Alecia Warren | Hagadone News Network | UPDATED 14 years, 9 months AGO
by Alecia Warren
| July 17, 2010 9:00 PM

COEUR d'ALENE - Upon further review, they changed their minds.

The Kootenai County commissioners announced Friday that they had withdrawn their appeal on the trust status awarded to 142.6 acres of Coeur d'Alene tribal land.

"We withdrew yesterday or the day before," said Commissioner Rick Currie.

He declined to give reasons for the withdrawal. He said further details are being worked out with the Tribe on a memorandum of understanding, though over what he wouldn't say.

Currie had no worries about the appeal being withdrawn before the memorandum was completed.

"We feel we can reach an understanding with the Tribe," he said.

The Tribe welcomed the news, said spokesman Marc Stewart.

"This is extremely important to the Coeur d'Alene people, because this is their homeland," Stewart said. "All they're trying to do is get it back."

Tribal Chairman Chief Allan said, "The Tribe sees this as the dawn of a new day with the Kootenai County commissioners. We are very pleased by their decision."

The commissioners had appealed when the U.S. Department of the Interior and Bureau of Indian Affairs granted the tribe permission to put 142.6 reservation acres - called the "Ramsey Property" - into trust, part of a method tribes can use to recover native lands they have lost.

The commissioners had justified the appeal by pointing out the county would lose $9,900 a year in property taxes if the acreage were put in trust, under which land is exempt from property taxes.

The Tribe had purchased the land 10 years ago. Putting it into trust status was important because it puts the land back into the sovereign nation of the Tribe, Stewart said.

"It's a political distinction, not a racial one," he said.

But obtaining the status can be slow, on account of rigorous procedures, Stewart said.

"It's a very cumbersome process.
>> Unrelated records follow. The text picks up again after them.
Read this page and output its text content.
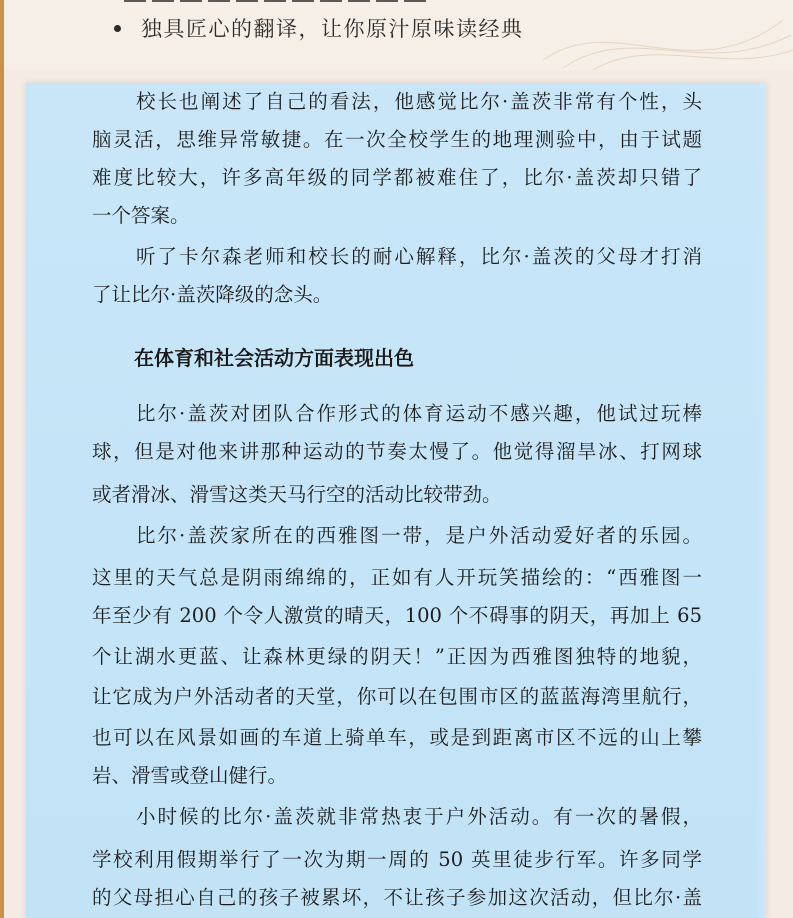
独具匠心的翻译，让你原汁原味读经典
校长也阐述了自己的看法，他感觉比尔·盖茨非常有个性，头
脑灵活，思维异常敏捷。在一次全校学生的地理测验中，由于试题
难度比较大，许多高年级的同学都被难住了，比尔·盖茨却只错了
一个答案。
听了卡尔森老师和校长的耐心解释，比尔·盖茨的父母才打消
了让比尔·盖茨降级的念头。
在体育和社会活动方面表现出色
比尔·盖茨对团队合作形式的体育运动不感兴趣，他试过玩棒
球，但是对他来讲那种运动的节奏太慢了。他觉得溜旱冰、打网球
或者滑冰、滑雪这类天马行空的活动比较带劲。
比尔·盖茨家所在的西雅图一带，是户外活动爱好者的乐园。
这里的天气总是阴雨绵绵的，正如有人开玩笑描绘的：“西雅图一
年至少有 200 个令人激赏的晴天，100 个不碍事的阴天，再加上 65
个让湖水更蓝、让森林更绿的阴天！”正因为西雅图独特的地貌，
让它成为户外活动者的天堂，你可以在包围市区的蓝蓝海湾里航行，
也可以在风景如画的车道上骑单车，或是到距离市区不远的山上攀
岩、滑雪或登山健行。
小时候的比尔·盖茨就非常热衷于户外活动。有一次的暑假，
学校利用假期举行了一次为期一周的 50 英里徒步行军。许多同学
的父母担心自己的孩子被累坏，不让孩子参加这次活动，但比尔·盖
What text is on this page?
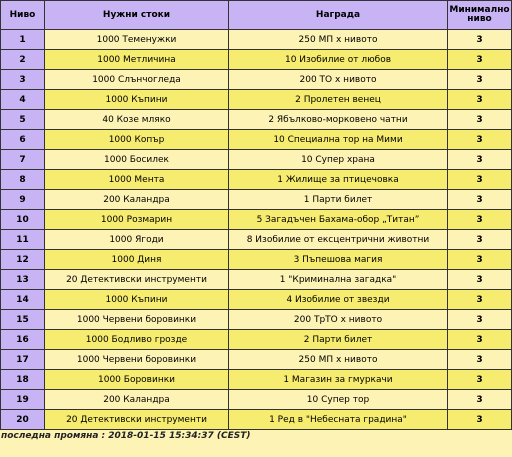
Ниво	Нужни стоки	Награда	Минимално
ниво
1	1000 Теменужки	250 МП x нивото	3
2	1000 Метличина	10 Изобилие от любов	3
3	1000 Слънчогледа	200 ТО x нивото	3
4	1000 Къпини	2 Пролетен венец	3
5	40 Козе мляко	2 Ябълково-морковено чатни	3
6	1000 Копър	10 Специална тор на Мими	3
7	1000 Босилек	10 Супер храна	3
8	1000 Мента	1 Жилище за птицечовка	3
9	200 Каландра	1 Парти билет	3
10	1000 Розмарин	5 Загадъчен Бахама-обор „Титан”	3
11	1000 Ягоди	8 Изобилие от ексцентрични животни	3
12	1000 Диня	3 Пъпешова магия	3
13	20 Детективски инструменти	1 "Криминална загадка"	3
14	1000 Къпини	4 Изобилие от звезди	3
15	1000 Червени боровинки	200 ТрТО x нивото	3
16	1000 Бодливо грозде	2 Парти билет	3
17	1000 Червени боровинки	250 МП x нивото	3
18	1000 Боровинки	1 Магазин за гмуркачи	3
19	200 Каландра	10 Супер тор	3
20	20 Детективски инструменти	1 Ред в "Небесната градина"	3
последна промяна : 2018-01-15 15:34:37 (CEST)
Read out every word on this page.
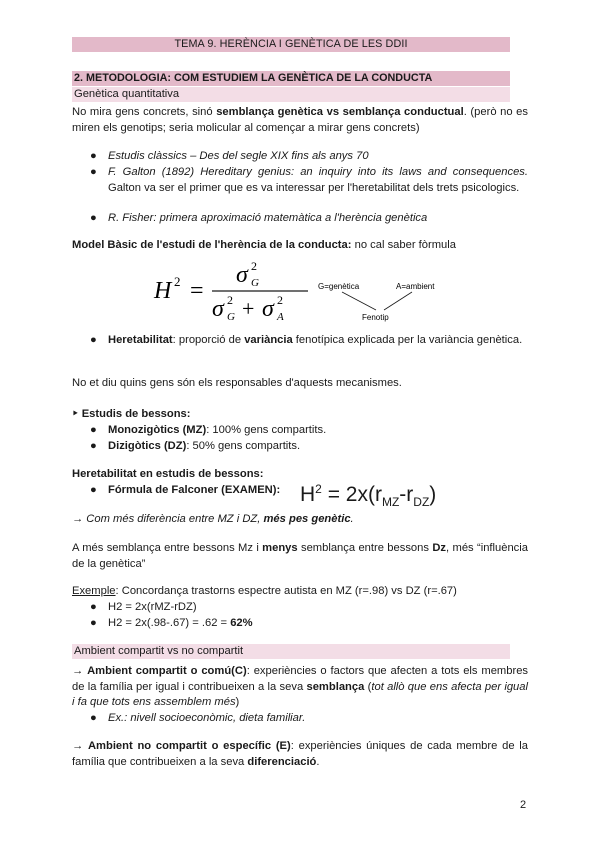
TEMA 9. HERÈNCIA I GENÈTICA DE LES DDII
2. METODOLOGIA: COM ESTUDIEM LA GENÈTICA DE LA CONDUCTA
Genètica quantitativa
No mira gens concrets, sinó semblança genètica vs semblança conductual. (però no es miren els genotips; seria molicular al començar a mirar gens concrets)
● Estudis clàssics – Des del segle XIX fins als anys 70
● F. Galton (1892) Hereditary genius: an inquiry into its laws and consequences. Galton va ser el primer que es va interessar per l'heretabilitat dels trets psicologics.
● R. Fisher: primera aproximació matemàtica a l'herència genètica
Model Bàsic de l'estudi de l'herència de la conducta: no cal saber fòrmula
H 2 =
σ 2
G
σ 2
G + σ 2
A
G=genètica	A=ambient
Fenotip
● Heretabilitat: proporció de variància fenotípica explicada per la variància genètica.
No et diu quins gens són els responsables d'aquests mecanismes.
‣ Estudis de bessons:
● Monozigòtics (MZ): 100% gens compartits.
● Dizigòtics (DZ): 50% gens compartits.
Heretabilitat en estudis de bessons:
● Fórmula de Falconer (EXAMEN): $H^2 = 2x(r_{MZ}-r_{DZ})$
→ Com més diferència entre MZ i DZ, més pes genètic.
A més semblança entre bessons Mz i menys semblança entre bessons Dz, més “influència de la genètica”
Exemple: Concordança trastorns espectre autista en MZ (r=.98) vs DZ (r=.67)
● H2 = 2x(rMZ-rDZ)
● H2 = 2x(.98-.67) = .62 = 62%
Ambient compartit vs no compartit
→ Ambient compartit o comú(C): experiències o factors que afecten a tots els membres de la família per igual i contribueixen a la seva semblança (tot allò que ens afecta per igual i fa que tots ens assemblem més)
● Ex.: nivell socioeconòmic, dieta familiar.
→ Ambient no compartit o específic (E): experiències úniques de cada membre de la família que contribueixen a la seva diferenciació.
2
Literally this is the first one done (on the reservation) in more than three decades," he said.

Most tribal land across the nation was opened to settlement in the 1887 General Allotment Act. The federal government did away with the law in 1934, and tribes have since pursued buying back their lost property.

The Coeur d'Alene Tribe owns roughly 20 percent of the land on the reservation, Stewart said.

Tony Stewart with the Kootenai County Task Force on Human Relations Executive Committee, which had opposed the commissioners' appeal, applauded the withdrawal.

"Justice is prevailing in this decision," Stewart said. "They (the Tribe) are buying back land that was taken from them and paying top sales price for what was taken from them. We're just delighted that this happened."

Marc Stewart said the Tribe isn't sure how the withdrawn appeal affects the overall trust process, though it is surely symbolic.

Some bureaucratic measures still remain to go through before the trust is finalized and the land is tax exempt, he said.

"It still could be awhile before it's actually done," Marc Stewart said.